Pressão existe em todas as profissões, em todos os cargos. Daquele prazo fatal ao olhar severo do chefe, do relógio de ponto (em extinção) à própria responsabilidade profissional, tudo conspira para que se crie um ambiente de cobrança que contribui para a realização de um trabalho.
É assim que o organismo funciona. Uma descarga de adrenalina acelera os batimentos cardíacos, eleva a pressão arterial, provoca hiperpnéia (ou hiperventilação – respiração muito forte), fenômenos orgânicos que possibilitam o aumento do estado de atenção (ou deflagram pânico, dependendo da pessoa).
Se você acha que vender é estressante…
Em algumas ocupações, pressão e atividade profissional estão mais indissociavelmente ligadas do que em outras. Uma delas é a de médico de UTI. Este repórter, controlando sua tendência natural ao pânico em uma situação como esta, visitou a UTI do Hospital do Servidor
Público de São Paulo.
Quem trabalha com Marketing e Vendas, está acostumado com uma realidade “maquiada”. Esforça-se o máximo para que tudo seja bonito, fácil, perfeito. A iluminação realça as cores dos produtos. O som ambiente é escolhido cuidadosamente – rock para os jovens, new age para os adultos, clássicos, etc. Terno e gravata impecáveis para os homens. Tailleur para as mulheres. O mundo ideal dos negócios, onde problema sério é o concorrente fazer uma proposta melhor, ou pegar um engarrafamento de trânsito e atrasar-se para uma reunião com o cliente.
Mas no hospital é diferente. O ambiente parece asséptico, mas não é. Bactérias assassinas estão por toda parte. Resistem a todos os antibióticos conhecidos. São inofensivas (assim me garantiram) para uma pessoa comum, mas letais para quem está com a imunidade baixa. O cheiro dos anti-sépticos é forte. As luzes nunca se apagam, o que contribui para uma sensação difusa de agitação. O ruído dos monitores e respiradores é irritante – e lembra a todo instante o quão imperfeita é a máquina humana.
Aqui seus clientes morrem de verdade
Aqui, a frase “perder clientes” é literal: eles morrem mesmo. É a fidelização ao contrário – um médico pode considerar seu trabalho bem-feito quando o cliente (paciente) vai embora – e tomara que demore para voltar. Como lidar com isso?

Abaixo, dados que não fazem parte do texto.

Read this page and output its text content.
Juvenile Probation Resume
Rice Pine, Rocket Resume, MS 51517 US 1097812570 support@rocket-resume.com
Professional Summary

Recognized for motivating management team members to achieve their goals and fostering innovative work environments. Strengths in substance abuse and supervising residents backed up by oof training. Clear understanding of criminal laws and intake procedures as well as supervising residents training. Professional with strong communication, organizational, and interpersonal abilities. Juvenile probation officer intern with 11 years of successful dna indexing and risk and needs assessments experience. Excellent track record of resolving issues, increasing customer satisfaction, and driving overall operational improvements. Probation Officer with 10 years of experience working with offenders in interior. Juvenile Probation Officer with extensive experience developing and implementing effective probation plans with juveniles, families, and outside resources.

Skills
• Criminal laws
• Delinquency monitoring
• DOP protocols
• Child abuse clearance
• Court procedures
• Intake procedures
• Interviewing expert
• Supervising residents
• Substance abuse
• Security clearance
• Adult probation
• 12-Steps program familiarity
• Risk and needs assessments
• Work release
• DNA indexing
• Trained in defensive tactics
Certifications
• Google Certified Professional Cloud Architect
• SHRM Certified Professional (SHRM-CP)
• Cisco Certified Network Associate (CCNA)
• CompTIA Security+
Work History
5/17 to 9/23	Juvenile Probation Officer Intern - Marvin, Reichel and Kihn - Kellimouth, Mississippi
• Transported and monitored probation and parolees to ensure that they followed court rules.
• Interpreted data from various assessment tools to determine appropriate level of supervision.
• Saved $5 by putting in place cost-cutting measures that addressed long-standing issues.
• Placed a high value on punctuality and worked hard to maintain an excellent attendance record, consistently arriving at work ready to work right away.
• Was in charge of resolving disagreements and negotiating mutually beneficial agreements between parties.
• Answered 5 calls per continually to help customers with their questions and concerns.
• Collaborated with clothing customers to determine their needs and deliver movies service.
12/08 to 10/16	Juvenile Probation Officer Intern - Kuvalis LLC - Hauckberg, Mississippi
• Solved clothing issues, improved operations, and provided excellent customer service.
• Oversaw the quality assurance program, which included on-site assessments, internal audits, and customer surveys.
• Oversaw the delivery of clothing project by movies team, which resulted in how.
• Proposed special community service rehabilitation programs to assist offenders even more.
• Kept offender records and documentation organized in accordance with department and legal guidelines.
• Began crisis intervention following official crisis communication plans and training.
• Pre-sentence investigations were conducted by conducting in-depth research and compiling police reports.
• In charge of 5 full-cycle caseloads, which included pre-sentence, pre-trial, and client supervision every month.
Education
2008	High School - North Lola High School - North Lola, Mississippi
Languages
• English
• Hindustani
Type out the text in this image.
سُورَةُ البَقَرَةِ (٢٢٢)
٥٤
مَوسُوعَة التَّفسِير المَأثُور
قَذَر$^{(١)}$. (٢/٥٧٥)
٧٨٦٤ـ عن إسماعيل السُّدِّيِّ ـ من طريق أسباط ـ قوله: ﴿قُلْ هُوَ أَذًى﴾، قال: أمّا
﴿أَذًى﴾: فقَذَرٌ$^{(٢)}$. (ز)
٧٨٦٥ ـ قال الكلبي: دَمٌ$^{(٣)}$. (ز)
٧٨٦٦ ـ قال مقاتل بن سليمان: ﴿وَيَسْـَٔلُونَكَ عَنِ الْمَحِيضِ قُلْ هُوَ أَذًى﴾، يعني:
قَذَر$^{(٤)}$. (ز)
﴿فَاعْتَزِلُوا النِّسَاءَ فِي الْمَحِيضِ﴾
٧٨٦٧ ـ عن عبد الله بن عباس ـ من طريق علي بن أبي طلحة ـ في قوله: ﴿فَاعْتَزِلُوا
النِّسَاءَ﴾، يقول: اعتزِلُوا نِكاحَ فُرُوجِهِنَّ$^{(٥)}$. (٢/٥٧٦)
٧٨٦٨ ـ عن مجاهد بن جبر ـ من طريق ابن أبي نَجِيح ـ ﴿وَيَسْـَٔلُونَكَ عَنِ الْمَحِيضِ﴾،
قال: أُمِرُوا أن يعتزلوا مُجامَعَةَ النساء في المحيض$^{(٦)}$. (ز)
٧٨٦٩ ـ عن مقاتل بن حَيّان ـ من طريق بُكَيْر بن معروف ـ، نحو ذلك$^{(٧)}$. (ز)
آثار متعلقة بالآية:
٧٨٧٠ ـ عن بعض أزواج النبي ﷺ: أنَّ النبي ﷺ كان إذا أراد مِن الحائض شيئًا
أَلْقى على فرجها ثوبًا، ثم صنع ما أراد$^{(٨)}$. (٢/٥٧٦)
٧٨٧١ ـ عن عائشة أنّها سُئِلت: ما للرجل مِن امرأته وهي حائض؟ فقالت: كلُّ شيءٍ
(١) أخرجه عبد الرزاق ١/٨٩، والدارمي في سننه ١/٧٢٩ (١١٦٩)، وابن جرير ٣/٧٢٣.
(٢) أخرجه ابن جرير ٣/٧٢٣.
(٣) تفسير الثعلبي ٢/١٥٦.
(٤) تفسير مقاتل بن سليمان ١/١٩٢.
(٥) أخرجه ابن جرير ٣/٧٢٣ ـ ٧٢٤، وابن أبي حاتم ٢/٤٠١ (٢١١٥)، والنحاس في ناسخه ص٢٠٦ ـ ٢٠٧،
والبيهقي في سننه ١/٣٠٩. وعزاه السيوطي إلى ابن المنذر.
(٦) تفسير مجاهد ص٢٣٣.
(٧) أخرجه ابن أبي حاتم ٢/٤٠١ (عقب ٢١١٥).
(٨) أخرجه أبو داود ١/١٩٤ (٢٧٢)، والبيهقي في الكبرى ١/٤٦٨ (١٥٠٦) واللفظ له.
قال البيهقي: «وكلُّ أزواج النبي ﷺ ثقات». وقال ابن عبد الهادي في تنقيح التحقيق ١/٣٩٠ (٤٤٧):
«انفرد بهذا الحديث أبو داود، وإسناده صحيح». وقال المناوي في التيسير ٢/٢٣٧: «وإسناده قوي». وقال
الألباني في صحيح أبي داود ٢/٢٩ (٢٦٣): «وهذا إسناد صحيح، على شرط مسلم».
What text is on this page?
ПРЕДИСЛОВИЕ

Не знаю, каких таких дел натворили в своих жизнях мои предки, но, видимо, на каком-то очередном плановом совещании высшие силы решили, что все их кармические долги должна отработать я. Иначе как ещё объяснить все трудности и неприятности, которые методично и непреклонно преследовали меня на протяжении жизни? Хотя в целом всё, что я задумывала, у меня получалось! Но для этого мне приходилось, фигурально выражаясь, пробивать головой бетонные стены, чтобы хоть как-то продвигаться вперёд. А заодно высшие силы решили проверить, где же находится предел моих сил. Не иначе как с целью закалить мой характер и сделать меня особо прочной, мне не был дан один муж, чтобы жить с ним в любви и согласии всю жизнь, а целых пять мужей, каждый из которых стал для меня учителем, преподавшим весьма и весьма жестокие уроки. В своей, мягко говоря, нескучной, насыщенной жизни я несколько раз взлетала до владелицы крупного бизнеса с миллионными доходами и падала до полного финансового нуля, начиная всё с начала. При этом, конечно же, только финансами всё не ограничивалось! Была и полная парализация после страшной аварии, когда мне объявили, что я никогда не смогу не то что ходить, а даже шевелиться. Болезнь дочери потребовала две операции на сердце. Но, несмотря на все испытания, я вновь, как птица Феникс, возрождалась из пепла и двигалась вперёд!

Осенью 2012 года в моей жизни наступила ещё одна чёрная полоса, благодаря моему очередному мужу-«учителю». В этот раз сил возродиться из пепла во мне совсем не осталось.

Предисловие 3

Todos os médicos com quem conversamos concordam que trabalham sob pressão, mas garantem que ela é “administrável”. Conviver todos os dias com a morte, aplicar técnicas ainda experimentais e lidar com a angústia de familiares e pacientes (quando estão conscientes) são alguns dos fatores que mais pesam.
Mas a vida de médico tem mais a ver com Vendas do que parece à primeira vista. Por exemplo, a utilização intensiva da Teoria do Abutre (ver Técnicas de Venda de dezembro/98), aquela formulada pelo consultor Takeshi Jumonji, que diz que o vendedor, em épocas de crise e recursos escassos, não deve desperdiçar esforços, concentrando-se nos prospects com mais chances de sucesso.
Num hospital, o estresse começa com a seleção dos pacientes. Como normalmente dispõem de menos leitos do que o necessário, é preciso escolher quem vai para a UTI. “A UTI não é mais o lugar aonde se vai para morrer”, diz Sérgio Luzzi, um dos coordenadores da UTI do Servidor. Ganha a vaga aquele paciente que tem maior possibilidade “de sair andando”.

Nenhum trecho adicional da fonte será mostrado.